In this environment, cutting rates could hasten exactly the outcome that the Fed is trying to avoid. By further driving up the prices of stocks, bonds and real estate, and encouraging risky borrowing, more easy money could set the stage for a collapse in the financial markets. And that could be followed by an economic downturn and falling prices – much as in Japan in the 1990s. The more expensive these financial assets become, the more precarious the situation, and the more difficult it will be to defuse without setting off a downturn.
Source: Fortune Magazine
The U.S. Federal Reserve is on a similar path as the BOJ, according to some market watchers. The question is, will the U.S. stock market, ultimately, mirror the performance of the Japanese Nikkei 225, which still remains roughly 50% below the peak it achieved in 1989?
Our point here is that many of today’s investors who have viewed the recent U.S. stock market decline as a buying opportunity may be placing false hope in a narrative that we believe has a very slim chance of playing out the way that the bulls envision.
There were a few periods during the last 30 years when the Nikkei 225 managed to rally, in an attempt to once again reach the 39,000 level. However, none of those bear market rallies succeeded in a return to the all-time highs for the Nikkei.

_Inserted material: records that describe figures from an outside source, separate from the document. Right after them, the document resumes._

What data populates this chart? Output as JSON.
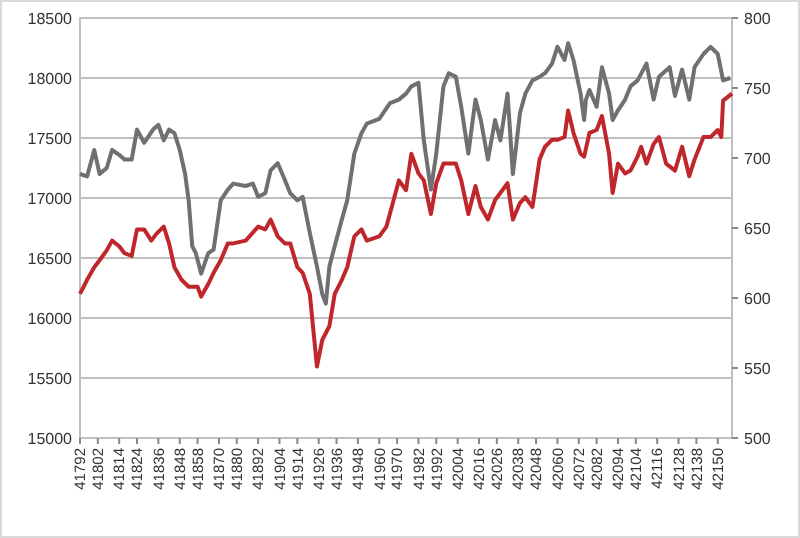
{
  "chart_data": {
    "type": "line",
    "xlim": [
      41792,
      42158
    ],
    "xticks": [
      41792,
      41802,
      41814,
      41824,
      41836,
      41848,
      41858,
      41870,
      41880,
      41892,
      41904,
      41914,
      41926,
      41936,
      41948,
      41960,
      41970,
      41982,
      41992,
      42004,
      42016,
      42026,
      42038,
      42048,
      42060,
      42072,
      42082,
      42094,
      42104,
      42116,
      42128,
      42138,
      42150
    ],
    "ylim": [
      15000,
      18500
    ],
    "yticks": [
      15000,
      15500,
      16000,
      16500,
      17000,
      17500,
      18000,
      18500
    ],
    "y2lim": [
      500,
      800
    ],
    "y2ticks": [
      500,
      550,
      600,
      650,
      700,
      750,
      800
    ],
    "grid": "y",
    "series": [
      {
        "color": "#707070",
        "x": [
          41792,
          41796,
          41800,
          41803,
          41807,
          41810,
          41814,
          41817,
          41821,
          41824,
          41828,
          41833,
          41836,
          41839,
          41842,
          41845,
          41848,
          41851,
          41853,
          41855,
          41857,
          41860,
          41864,
          41867,
          41871,
          41875,
          41878,
          41885,
          41889,
          41892,
          41896,
          41899,
          41903,
          41907,
          41910,
          41914,
          41917,
          41921,
          41925,
          41928,
          41930,
          41932,
          41935,
          41939,
          41942,
          41946,
          41950,
          41953,
          41960,
          41966,
          41971,
          41975,
          41978,
          41982,
          41985,
          41989,
          41992,
          41996,
          41999,
          42003,
          42006,
          42010,
          42014,
          42017,
          42021,
          42025,
          42028,
          42032,
          42035,
          42039,
          42042,
          42046,
          42050,
          42053,
          42057,
          42060,
          42064,
          42066,
          42069,
          42073,
          42075,
          42076,
          42078,
          42082,
          42085,
          42089,
          42091,
          42094,
          42098,
          42101,
          42105,
          42110,
          42114,
          42117,
          42123,
          42126,
          42130,
          42134,
          42137,
          42142,
          42146,
          42150,
          42153,
          42157
        ],
        "values": [
          17200,
          17180,
          17400,
          17200,
          17250,
          17400,
          17360,
          17320,
          17320,
          17570,
          17460,
          17570,
          17610,
          17480,
          17570,
          17540,
          17400,
          17200,
          16980,
          16600,
          16540,
          16370,
          16540,
          16570,
          16980,
          17070,
          17120,
          17100,
          17120,
          17010,
          17040,
          17230,
          17290,
          17150,
          17040,
          16980,
          17010,
          16710,
          16430,
          16200,
          16120,
          16430,
          16600,
          16820,
          16980,
          17370,
          17540,
          17620,
          17660,
          17790,
          17820,
          17870,
          17930,
          17960,
          17480,
          17070,
          17370,
          17930,
          18040,
          18010,
          17760,
          17370,
          17820,
          17650,
          17320,
          17650,
          17480,
          17870,
          17200,
          17710,
          17870,
          17980,
          18010,
          18040,
          18120,
          18260,
          18150,
          18290,
          18150,
          17870,
          17650,
          17820,
          17900,
          17760,
          18090,
          17870,
          17650,
          17730,
          17820,
          17930,
          17980,
          18120,
          17820,
          18010,
          18090,
          17850,
          18070,
          17820,
          18090,
          18200,
          18260,
          18200,
          17980,
          18000
        ]
      },
      {
        "color": "#c0272d",
        "axis": "y2",
        "x": [
          41792,
          41796,
          41800,
          41803,
          41807,
          41810,
          41814,
          41817,
          41821,
          41824,
          41828,
          41832,
          41835,
          41839,
          41842,
          41845,
          41849,
          41853,
          41858,
          41860,
          41864,
          41867,
          41871,
          41875,
          41878,
          41885,
          41892,
          41896,
          41899,
          41903,
          41907,
          41910,
          41914,
          41917,
          41921,
          41925,
          41928,
          41932,
          41935,
          41939,
          41942,
          41946,
          41950,
          41953,
          41960,
          41964,
          41967,
          41971,
          41975,
          41978,
          41982,
          41985,
          41989,
          41992,
          41996,
          42003,
          42006,
          42010,
          42014,
          42017,
          42021,
          42025,
          42032,
          42035,
          42039,
          42042,
          42046,
          42050,
          42053,
          42057,
          42060,
          42064,
          42066,
          42069,
          42073,
          42075,
          42078,
          42082,
          42085,
          42089,
          42091,
          42094,
          42098,
          42101,
          42105,
          42107,
          42110,
          42114,
          42117,
          42121,
          42123,
          42126,
          42130,
          42134,
          42137,
          42142,
          42146,
          42150,
          42152,
          42153,
          42158
        ],
        "values": [
          603,
          613,
          622,
          627,
          634,
          641,
          637,
          632,
          630,
          649,
          649,
          641,
          646,
          651,
          639,
          622,
          613,
          608,
          608,
          601,
          610,
          618,
          627,
          639,
          639,
          641,
          651,
          649,
          656,
          644,
          639,
          639,
          622,
          618,
          603,
          551,
          570,
          580,
          603,
          613,
          622,
          644,
          649,
          641,
          644,
          651,
          665,
          684,
          677,
          703,
          689,
          684,
          660,
          682,
          696,
          696,
          684,
          660,
          680,
          665,
          656,
          670,
          682,
          656,
          668,
          672,
          665,
          699,
          708,
          713,
          713,
          715,
          734,
          718,
          703,
          701,
          718,
          720,
          730,
          703,
          675,
          696,
          689,
          691,
          701,
          708,
          696,
          710,
          715,
          696,
          694,
          691,
          708,
          687,
          699,
          715,
          715,
          720,
          715,
          741,
          746
        ]
      }
    ]
  }
}
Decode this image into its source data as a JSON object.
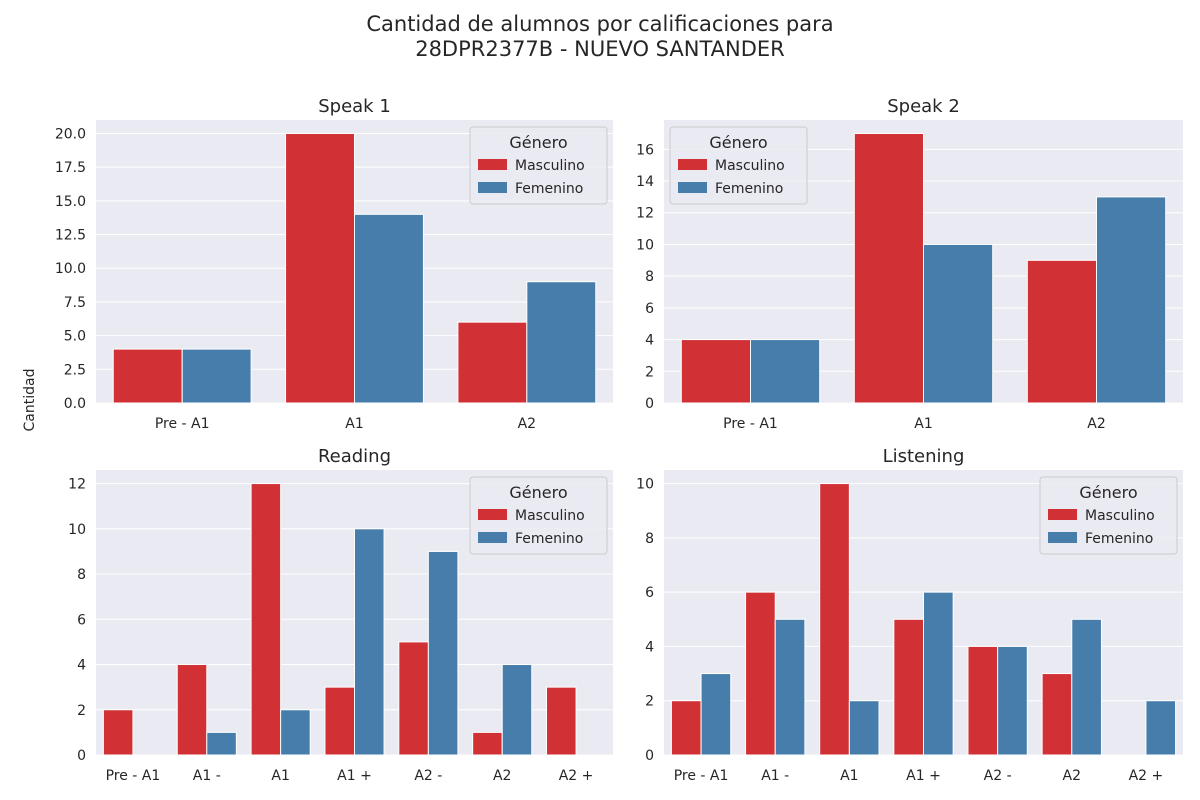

The great P.T. Barnum knew that human nature causes people to engage in behavior and thinking driven by false hope, excessive greed, and a willingness to allow themselves to be suckered into believing an alternative reality, despite evidence to the contrary.
He knew that people had a propensity to be ignorant, naive, and lazy, and oftentimes looked for an easy explanation for those things which would normally require an objective and rational thought process.
Many of today’s younger investors approach Wall Street in the same manner that I did many years ago. The quest for riches and big hopes and dreams cause us to place our confidence in somewhat naive and easy explanations that serve to do nothing more than validate our confirmation bias.
We become misguided in our thinking and look for simple explanations to complex issues. We fail to take the time to perform extensive due diligence on our potential investment choices and fall prey to the error of looking for shortcuts by being lazy.
Just take a look at how many investors who recently ran headlong into buying shares of United States Oil Fund (USO) without even taking the time to research and understand the underlying structure of the ETF.
The effects of contango and backwardation, common terms used in the futures market, were important concepts to understand before rushing off to buy the falling shares of USO. This is just one example of how buying-the-dip can have financially devastating consequences.
A thorough assessment of the new realities of today’s U.S. economy, and its ramifications for the future of stock prices, requires that you allow yourself to avoid the trap of confirmation bias by being open to alternative theories and ideas.
The four most dangerous words ever uttered by investors has always been and continues to be, “It’s different this time”.
There can be no doubt that the COVID-19 pandemic has created a global economic shock that is very different from anything that the world has ever experienced before.
But, in the end, markets rise and fall on the combined future expectations of investors; they always have and always will. Don’t let your expectations be influenced by an unrealistic perspective, based solely on an ingrained pattern of BTD behavior that, while it has worked in the past, is unlikely to work in the future.
Be diligent, have a healthy respect for risk, and above all do not ignore the possibility that the Federal Reserve’s intervention is not a panacea for equity markets.
If you are buying the dips and taking a long position in this market, you may, unknowingly, be following a dream that could quickly turn into every investor’s nightmare.
Don’t be a sucker. Prove B.T. Barnum wrong.
Disclosure: I am/we are long SPXS. I wrote this article myself, and it expresses my own opinions. I am not receiving compensation for it. I have no business relationship with any company whose stock is mentioned in this article.